High-stakes tests also warp the educational environment. This March, as Linden was gearing up for the PSSAs, the hallways were stripped bare, though state law requires only that displays pertaining to the tests be taken down. Artwork, motivational slogans, student-made posters, the Women’s History display my kids helped to make, my daughter’s picture of herself as a “writer” when she grows up, the “dream” statements everyone filled out in January with the large cutout of Martin Luther King — all of it has been removed. During testing season, access to Linden’s new iPads — for which I helped to write the grant that allowed us to acquire them — will also be curtailed.

How has the Pennsylvania education establishment reacted to the alarms raised about standardized testing?

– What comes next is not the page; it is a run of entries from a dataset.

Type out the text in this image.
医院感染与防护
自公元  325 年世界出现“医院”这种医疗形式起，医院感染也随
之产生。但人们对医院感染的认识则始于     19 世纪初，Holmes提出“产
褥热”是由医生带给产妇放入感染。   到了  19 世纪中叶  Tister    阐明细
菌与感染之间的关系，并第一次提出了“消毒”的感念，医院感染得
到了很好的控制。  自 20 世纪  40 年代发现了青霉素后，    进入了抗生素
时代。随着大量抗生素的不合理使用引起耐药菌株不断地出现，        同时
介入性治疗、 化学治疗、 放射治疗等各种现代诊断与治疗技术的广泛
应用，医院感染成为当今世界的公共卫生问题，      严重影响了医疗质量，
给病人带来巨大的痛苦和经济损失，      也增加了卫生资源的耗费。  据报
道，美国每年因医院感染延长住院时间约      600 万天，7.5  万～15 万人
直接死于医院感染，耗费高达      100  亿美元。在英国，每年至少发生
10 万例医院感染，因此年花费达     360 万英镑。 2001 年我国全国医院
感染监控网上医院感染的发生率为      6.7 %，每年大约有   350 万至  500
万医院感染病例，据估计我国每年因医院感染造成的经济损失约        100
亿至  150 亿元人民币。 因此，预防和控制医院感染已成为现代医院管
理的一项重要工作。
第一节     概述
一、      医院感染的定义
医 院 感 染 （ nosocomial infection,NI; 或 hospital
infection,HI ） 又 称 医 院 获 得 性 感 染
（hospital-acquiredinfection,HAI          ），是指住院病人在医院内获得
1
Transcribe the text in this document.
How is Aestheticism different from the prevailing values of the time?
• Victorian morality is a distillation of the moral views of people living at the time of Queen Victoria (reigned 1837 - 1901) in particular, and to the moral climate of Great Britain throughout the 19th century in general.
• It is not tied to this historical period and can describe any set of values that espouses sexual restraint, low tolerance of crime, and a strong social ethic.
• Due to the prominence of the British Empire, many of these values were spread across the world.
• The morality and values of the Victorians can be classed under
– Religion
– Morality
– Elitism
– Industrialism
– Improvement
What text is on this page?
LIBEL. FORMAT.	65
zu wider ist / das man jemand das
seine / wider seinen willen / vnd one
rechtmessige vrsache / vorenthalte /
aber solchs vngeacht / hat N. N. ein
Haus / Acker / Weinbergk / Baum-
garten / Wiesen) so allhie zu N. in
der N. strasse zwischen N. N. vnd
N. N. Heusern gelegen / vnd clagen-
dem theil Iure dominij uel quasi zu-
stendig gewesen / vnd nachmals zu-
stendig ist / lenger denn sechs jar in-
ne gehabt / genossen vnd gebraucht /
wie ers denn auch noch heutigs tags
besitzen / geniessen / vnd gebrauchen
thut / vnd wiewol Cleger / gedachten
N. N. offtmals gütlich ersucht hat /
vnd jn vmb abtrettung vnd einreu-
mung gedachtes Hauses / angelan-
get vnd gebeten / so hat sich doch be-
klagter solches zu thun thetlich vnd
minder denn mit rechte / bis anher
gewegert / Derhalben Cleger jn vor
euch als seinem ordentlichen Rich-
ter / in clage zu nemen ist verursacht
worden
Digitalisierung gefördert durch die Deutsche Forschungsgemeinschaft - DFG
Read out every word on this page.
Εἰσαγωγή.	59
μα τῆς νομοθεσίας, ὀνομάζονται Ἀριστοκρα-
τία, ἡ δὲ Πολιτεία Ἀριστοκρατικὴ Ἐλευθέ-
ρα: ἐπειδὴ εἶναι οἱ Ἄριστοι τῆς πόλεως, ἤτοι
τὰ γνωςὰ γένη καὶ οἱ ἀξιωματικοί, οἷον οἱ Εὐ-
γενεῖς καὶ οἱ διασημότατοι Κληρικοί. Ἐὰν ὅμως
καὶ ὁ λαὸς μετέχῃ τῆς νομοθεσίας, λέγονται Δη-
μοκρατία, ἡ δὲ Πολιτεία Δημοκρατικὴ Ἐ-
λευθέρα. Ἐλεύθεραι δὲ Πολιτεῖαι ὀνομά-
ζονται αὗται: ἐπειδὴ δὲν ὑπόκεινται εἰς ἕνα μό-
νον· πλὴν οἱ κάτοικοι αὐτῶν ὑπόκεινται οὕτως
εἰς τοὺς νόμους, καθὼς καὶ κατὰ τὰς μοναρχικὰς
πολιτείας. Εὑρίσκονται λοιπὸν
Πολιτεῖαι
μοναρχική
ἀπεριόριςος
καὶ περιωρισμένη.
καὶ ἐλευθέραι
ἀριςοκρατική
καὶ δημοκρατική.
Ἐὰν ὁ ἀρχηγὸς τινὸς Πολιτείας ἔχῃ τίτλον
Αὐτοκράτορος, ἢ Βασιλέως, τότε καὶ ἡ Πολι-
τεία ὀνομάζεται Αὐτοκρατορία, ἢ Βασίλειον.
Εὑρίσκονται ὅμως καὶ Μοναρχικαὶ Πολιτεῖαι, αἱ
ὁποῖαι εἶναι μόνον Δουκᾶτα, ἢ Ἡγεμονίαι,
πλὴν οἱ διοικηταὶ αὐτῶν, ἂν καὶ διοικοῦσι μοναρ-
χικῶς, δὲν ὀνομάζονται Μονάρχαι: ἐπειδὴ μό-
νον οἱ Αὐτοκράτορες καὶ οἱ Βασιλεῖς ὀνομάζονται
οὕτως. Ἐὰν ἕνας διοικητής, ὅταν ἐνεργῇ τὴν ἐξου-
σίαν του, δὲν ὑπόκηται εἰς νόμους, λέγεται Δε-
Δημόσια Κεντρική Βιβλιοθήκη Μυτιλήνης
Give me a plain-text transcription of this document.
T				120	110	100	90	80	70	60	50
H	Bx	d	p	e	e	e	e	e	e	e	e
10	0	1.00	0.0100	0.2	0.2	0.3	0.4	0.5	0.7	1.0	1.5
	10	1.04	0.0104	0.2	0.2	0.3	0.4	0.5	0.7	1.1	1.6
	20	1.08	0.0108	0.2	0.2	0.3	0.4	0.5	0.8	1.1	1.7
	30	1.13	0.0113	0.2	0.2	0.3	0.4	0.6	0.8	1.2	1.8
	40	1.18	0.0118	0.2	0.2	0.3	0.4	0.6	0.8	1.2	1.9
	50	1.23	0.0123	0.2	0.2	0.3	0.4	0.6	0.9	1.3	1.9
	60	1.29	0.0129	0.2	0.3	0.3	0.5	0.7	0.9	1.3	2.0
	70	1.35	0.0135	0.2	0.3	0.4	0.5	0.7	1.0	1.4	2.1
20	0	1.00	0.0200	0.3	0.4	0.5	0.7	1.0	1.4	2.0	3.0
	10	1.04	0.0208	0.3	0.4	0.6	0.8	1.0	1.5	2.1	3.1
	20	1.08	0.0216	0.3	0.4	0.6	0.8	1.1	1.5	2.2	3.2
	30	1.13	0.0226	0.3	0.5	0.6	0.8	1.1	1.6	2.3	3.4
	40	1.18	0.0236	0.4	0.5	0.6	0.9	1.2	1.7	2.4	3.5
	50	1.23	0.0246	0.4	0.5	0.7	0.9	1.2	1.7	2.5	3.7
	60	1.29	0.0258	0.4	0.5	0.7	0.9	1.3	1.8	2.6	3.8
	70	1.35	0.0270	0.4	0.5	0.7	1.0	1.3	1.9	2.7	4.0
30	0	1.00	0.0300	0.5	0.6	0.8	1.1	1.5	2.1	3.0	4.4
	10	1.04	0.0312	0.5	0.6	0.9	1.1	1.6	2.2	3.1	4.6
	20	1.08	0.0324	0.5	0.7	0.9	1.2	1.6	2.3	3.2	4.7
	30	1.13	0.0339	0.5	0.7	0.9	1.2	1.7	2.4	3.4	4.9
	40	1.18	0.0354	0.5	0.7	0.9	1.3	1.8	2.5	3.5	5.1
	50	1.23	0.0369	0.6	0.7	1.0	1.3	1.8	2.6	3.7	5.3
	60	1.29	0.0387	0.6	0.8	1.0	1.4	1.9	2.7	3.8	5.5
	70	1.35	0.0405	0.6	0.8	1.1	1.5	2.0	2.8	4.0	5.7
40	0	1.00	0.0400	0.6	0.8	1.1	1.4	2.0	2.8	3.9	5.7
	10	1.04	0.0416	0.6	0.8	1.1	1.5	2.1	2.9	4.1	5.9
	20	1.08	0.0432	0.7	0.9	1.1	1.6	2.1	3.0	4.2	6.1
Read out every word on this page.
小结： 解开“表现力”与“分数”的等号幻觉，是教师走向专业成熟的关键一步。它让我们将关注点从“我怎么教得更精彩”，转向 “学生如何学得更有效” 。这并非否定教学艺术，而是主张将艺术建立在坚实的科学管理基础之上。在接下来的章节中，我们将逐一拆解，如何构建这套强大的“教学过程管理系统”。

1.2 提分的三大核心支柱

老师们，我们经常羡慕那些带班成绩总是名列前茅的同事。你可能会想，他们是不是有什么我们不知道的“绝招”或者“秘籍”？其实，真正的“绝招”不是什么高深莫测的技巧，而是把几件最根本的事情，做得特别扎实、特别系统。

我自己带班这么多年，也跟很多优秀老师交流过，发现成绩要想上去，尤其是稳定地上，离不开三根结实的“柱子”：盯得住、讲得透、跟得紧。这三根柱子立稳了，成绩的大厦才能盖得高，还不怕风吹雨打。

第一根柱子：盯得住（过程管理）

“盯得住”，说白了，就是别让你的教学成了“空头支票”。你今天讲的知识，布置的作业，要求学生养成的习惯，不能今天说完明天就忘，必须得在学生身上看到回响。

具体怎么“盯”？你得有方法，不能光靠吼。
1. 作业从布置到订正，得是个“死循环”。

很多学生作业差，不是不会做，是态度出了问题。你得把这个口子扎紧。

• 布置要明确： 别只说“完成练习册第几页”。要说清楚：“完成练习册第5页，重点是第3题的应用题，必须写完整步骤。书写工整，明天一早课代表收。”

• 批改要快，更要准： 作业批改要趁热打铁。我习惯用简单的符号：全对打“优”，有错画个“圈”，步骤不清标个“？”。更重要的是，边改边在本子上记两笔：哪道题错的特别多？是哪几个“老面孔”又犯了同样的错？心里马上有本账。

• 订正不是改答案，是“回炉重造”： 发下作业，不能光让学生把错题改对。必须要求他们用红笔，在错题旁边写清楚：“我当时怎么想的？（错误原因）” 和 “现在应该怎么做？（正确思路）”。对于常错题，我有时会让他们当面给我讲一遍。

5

By increasing the regimen, including instituting the Keystone Exams that public school seniors will be required to pass before they can graduate. You could read about it all in the 153-page PowerPoint presentation the PA Department of Education requires teachers and administrators to review every year. You probably have better things to do—the teachers who are forced to read the document probably feel the same way.

Fortunately, students, parents, and teachers at the Kennedy Catholic Family of Schools (KCFS) don’t have to wait for politicians and policy makers to deal with the testing dilemma—a process that could take years and result in the loss of millions of hours of precious instructional time.

That’s because the KCFS is not required to administer the PSSAs or the Keystone Exams. Instead, Saint John Paul II Elementary School (SJPII) and Kennedy Catholic Middle School (KCMS) administer assessments and tests that require hours rather than weeks to complete and don’t interfere with or interrupt the normal learning process.

At SJPII students’ writing and math skills are assessed each year. “The Writing assessments are performed three times per year in the fall, winter, and spring and take only 45 minutes to an hour on each of two days,” Principal Bill Lyon explained. “The Math Assessments are given twice a year in the fall and spring and take about the same amount of time.”

Mr. Lyon, who came to SJPII last year after a distinguished career as a public school teacher and administrator said he knows all too well how much time is taken away from instruction in order to prepare for and administer the mandated tests. “The days our students spend learning rather than testing gives them a real advantage over children in public schools,” he said.

According to Principal Victoria Wagner, testing at KCMS includes writing and math assessments, the Stanford Achievement Tests, and the Dynamic Indicators of Basic Early Literacy Skills (DIBELS). “The math and writing assessments are administered three times per year to all students and take no more than one classroom period,” Principal Wagner said. “The Stanfords are given during the first week of October and take only four half-days, and the DIBELS, which take only six minutes to complete, our given to our sixth graders three times per year. Clearly, we devote very little time to testing in comparison to public schools.”

What do KCFS students and teachers do with the hundreds of hours they DON’T spend preparing for and taking standardized tests?

We use those hours to focus on teaching critical thinking and reasoning skills. On observing, exploring, growing, and discovering. On teaching Catholic morals, values, and principles that nurtures our students’ souls, God-given talents, and natural curiosity.

While public schools students are using pencils to color in ovals, ours are using their computers to break down the walls of the traditional classroom and access the universe of knowledge available on the Internet.

All of which leads to this question: how do we assess achievement without giving achievement tests? By using the measurements that really matter: the number of KCFS graduates who attend college, including prestigious universities like Notre Dame, Penn State, and Ivy League Schools; the millions of dollars in financial aid our graduates receive each year; our students’ performance on the SATs, and most importantly their success in college and in life.